Don remained my right hand man throughout my time at Rutherfords and did all of my work after I retired from practice. The practice lesson I learned here is that if you have a good guy on the ground YOU do not need to be the person who “does the work.” Delegation is crucial for practice growth. If you’re having difficulty delegating it’s because you don’t have the right people, you don’t do enough training, your ego is too big, or you’re concept of practice contribution is misdirected.
And now to the second life lesson. For as long as I can remember I have been talking to anyone willing to listen about the idea that those of us who are fortunate enough to be in public practice have considerable scope to choose what we do, with whom we do it and for whom we do it. Don’s passing reminds me how important it is to follow your passion and make life choices that allow you to make the contribution you were put on this earth to accomplish and to enjoy life while you do that.
If you really don’t like what you’re doing stop doing it or make a choice to fix it! There will always come a time in your life when you will ask yourself the question: have I made the best use of my time and talent?
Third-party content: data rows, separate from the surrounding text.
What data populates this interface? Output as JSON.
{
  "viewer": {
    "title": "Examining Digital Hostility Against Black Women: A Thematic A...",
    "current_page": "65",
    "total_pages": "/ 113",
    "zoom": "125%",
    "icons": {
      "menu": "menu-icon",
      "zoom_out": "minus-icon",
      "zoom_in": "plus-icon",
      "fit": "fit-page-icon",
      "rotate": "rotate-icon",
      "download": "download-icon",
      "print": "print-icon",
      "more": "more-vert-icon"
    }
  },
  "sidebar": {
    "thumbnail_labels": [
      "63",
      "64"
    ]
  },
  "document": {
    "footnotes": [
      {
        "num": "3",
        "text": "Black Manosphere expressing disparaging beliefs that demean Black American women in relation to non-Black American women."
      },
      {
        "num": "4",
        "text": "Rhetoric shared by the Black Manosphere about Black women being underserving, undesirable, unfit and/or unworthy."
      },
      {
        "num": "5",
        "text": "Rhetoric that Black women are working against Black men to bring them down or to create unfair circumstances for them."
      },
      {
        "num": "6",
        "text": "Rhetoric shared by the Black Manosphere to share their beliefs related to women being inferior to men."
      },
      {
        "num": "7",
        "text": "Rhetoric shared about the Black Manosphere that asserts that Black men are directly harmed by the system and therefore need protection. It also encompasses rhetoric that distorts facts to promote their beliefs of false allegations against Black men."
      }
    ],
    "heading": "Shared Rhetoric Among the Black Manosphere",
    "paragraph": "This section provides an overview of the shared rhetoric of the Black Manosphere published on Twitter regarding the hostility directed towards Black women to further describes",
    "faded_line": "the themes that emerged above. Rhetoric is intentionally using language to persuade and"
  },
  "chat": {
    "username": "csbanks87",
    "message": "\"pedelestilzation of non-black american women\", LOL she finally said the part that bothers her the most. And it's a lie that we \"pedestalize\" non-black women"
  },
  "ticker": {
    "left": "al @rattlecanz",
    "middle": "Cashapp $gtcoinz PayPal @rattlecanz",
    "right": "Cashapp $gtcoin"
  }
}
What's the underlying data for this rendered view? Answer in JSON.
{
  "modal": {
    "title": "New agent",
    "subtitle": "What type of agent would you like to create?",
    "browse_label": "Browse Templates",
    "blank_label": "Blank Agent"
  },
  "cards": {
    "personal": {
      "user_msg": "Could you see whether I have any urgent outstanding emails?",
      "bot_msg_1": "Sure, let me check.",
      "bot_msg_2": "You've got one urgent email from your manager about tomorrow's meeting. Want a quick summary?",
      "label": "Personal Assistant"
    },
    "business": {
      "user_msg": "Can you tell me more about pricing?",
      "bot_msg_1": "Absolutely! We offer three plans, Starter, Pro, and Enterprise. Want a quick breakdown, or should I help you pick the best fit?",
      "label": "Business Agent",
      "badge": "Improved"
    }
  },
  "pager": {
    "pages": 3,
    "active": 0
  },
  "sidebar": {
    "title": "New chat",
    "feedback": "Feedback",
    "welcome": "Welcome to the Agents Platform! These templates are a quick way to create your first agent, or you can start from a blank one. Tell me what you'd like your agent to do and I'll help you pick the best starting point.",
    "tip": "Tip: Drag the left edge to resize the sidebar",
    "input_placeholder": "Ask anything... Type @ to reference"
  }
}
Given that you are going to ask yourself this question at some time, it’s a good idea to ask it when you can actually do something about it not when it’s too late. I think Don asked and responded to that question early in his life.
So here’s some advice that I’m sure Don would agree with: live life fully, do work you enjoy doing, work with clients and team members you respect and like. Love your family, be a nice person and have fun.
Hi Ric:
I should check on your blog more often!
Thank you for the mention here too — I so remember the passion you had when you used to talk about Don.
And I love Heidi’s ‘insider view’ about the tidiness of your office too!
It all serves to remind us to love each moment, doesn’t it?
Thank you for yet another lesson, Ric
What sad news. I remember peering into Don’s office as I walked down the corridor to visit you at Rutherfords and thinking how neat it was compared to yours. I remember he was always kind to Katie and I. Sorry that you have lost an old friend Dad. Looking forward to seeing you and Kerry soon. xxx
Sorry to hear about Don’s death. Too young for a really nice guy. I remember him having to rescue Heidi once when my old car broke down near Bexhill, delaying his trip in to Lismore to bring her safely home.